Back to: Othello by William Shakespeare
The idea of Appearance vs Reality is shown in the play Othello by the character of Iago. No other character in the play is so deceptive as Iago. The difference between reality and its face is elaborately meditated through Iago. Iago says, “I am not what I am.”
It foreshadows his nature throughout the play. It is not only him but all of us who are never the way we are seen as. Due to this reason, this theme remains one of the most dominant and relatable themes in the play.
When asked by Roderigo, Iago reveals to him about the reality behind his seeming loyalty to Othello. He says, “I follow him to serve my turn upon him.” Very soon, we come to realise that he is double-faced even with Roderigo. In one of his soliloquy, he ponders upon his own “double knavery.”

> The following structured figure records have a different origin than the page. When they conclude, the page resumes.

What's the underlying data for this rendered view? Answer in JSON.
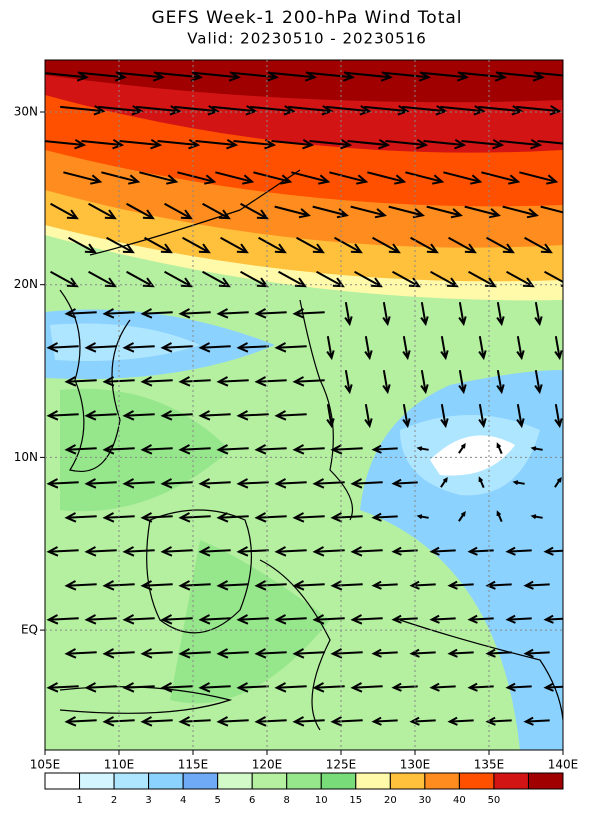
{
  "header": {
    "title": "GEFS Week-1 200-hPa Wind Total",
    "subtitle": "Valid: 20230510 - 20230516"
  },
  "map": {
    "lat_labels": [
      "30N",
      "20N",
      "10N",
      "EQ"
    ],
    "lon_labels": [
      "105E",
      "110E",
      "115E",
      "120E",
      "125E",
      "130E",
      "135E",
      "140E"
    ]
  },
  "colorbar": {
    "colors": [
      "#ffffff",
      "#d2f5ff",
      "#afe6ff",
      "#8cd2ff",
      "#6eaaf5",
      "#d2fac8",
      "#b4f0a0",
      "#96e68c",
      "#78dc78",
      "#fffaaa",
      "#ffc03c",
      "#ff8c1e",
      "#ff5000",
      "#d21414",
      "#a00000"
    ],
    "labels": [
      1,
      2,
      3,
      4,
      5,
      6,
      8,
      10,
      15,
      20,
      30,
      40,
      50
    ]
  }
}
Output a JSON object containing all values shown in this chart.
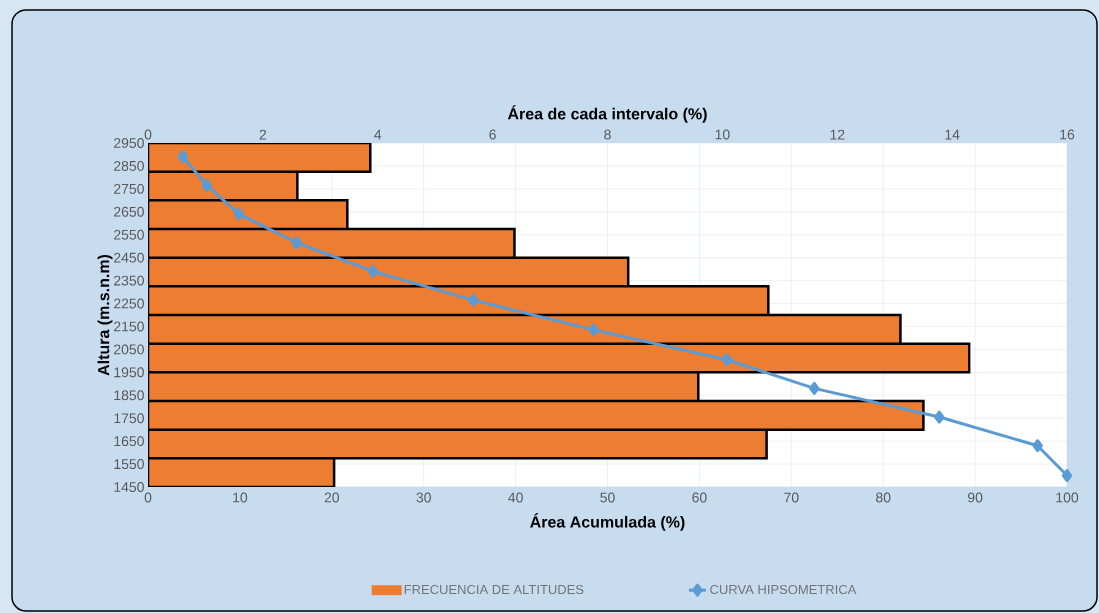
{
  "chart_data": {
    "type": "bar",
    "orientation": "horizontal",
    "xlabel": "Área Acumulada (%)",
    "x2label": "Área de cada intervalo (%)",
    "ylabel": "Altura (m.s.n.m)",
    "xlim": [
      0,
      100
    ],
    "xticks": [
      0,
      10,
      20,
      30,
      40,
      50,
      60,
      70,
      80,
      90,
      100
    ],
    "x2lim": [
      0,
      16
    ],
    "x2ticks": [
      0,
      2,
      4,
      6,
      8,
      10,
      12,
      14,
      16
    ],
    "ylim": [
      1450,
      2950
    ],
    "yticks": [
      1450,
      1550,
      1650,
      1750,
      1850,
      1950,
      2050,
      2150,
      2250,
      2350,
      2450,
      2550,
      2650,
      2750,
      2850,
      2950
    ],
    "grid": true,
    "legend": "bottom",
    "series": [
      {
        "name": "FRECUENCIA DE ALTITUDES",
        "axis": "x2",
        "color": "#ed7d31",
        "x": [
          2887.5,
          2762.5,
          2637.5,
          2512.5,
          2387.5,
          2262.5,
          2137.5,
          2012.5,
          1887.5,
          1762.5,
          1637.5,
          1512.5
        ],
        "values": [
          3.87,
          2.6,
          3.47,
          6.38,
          8.36,
          10.8,
          13.1,
          14.3,
          9.58,
          13.5,
          10.77,
          3.24
        ]
      },
      {
        "name": "CURVA HIPSOMETRICA",
        "type": "line",
        "color": "#5b9bd5",
        "marker": "diamond",
        "line_style": "solid",
        "x": [
          2890,
          2765,
          2640,
          2515,
          2390,
          2265,
          2135,
          2005,
          1880,
          1755,
          1630,
          1500
        ],
        "values": [
          3.8,
          6.4,
          9.9,
          16.2,
          24.5,
          35.4,
          48.5,
          63.0,
          72.5,
          86.1,
          96.8,
          100
        ]
      }
    ]
  }
}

With the advancing of the plot, one sees that Iago is only honest to himself because he seems to have the complete awareness of his treacherous self. After Roderigo, he arrives at Cassio and realises his use.
In a masterful style, he deceives him as someone who truly cares about him when actually he is the one who designed Cassio’s fall in public and suggested his failure to Othello.
Iago isn’t even true to his own wife Emilia who is truly devoted to him. He appears as someone who is sincere at work. He appears so well to her that she is unable to trace the evil in him before the final uncovering of his true self in the end.
Only because of this cunning capacity to hide his reality, he is able to get the handkerchief of Desdemona from Emilia without making her doubt his motive,
Othello is of a noble nature who tends to believe that others are noble too. Iago knows this very well. He says, “The Moor is of a free and open nature that thinks men honest that but seem to be so, and will as tenderly be led by th’ nose as asses are.”
He exploits such knowledge of individuals. His superior acting allows him to remain objective with people who are so close to him and pursue his own course of actions.
While talking to Othello about Cassio, in a very ironic manner he says, “men should be what they seem, or those that be not, would they might seem none!”
It actually reminds us of Iago’s own deceptive self. The play advances into the tragedy due to this evil difference between appearance and reality.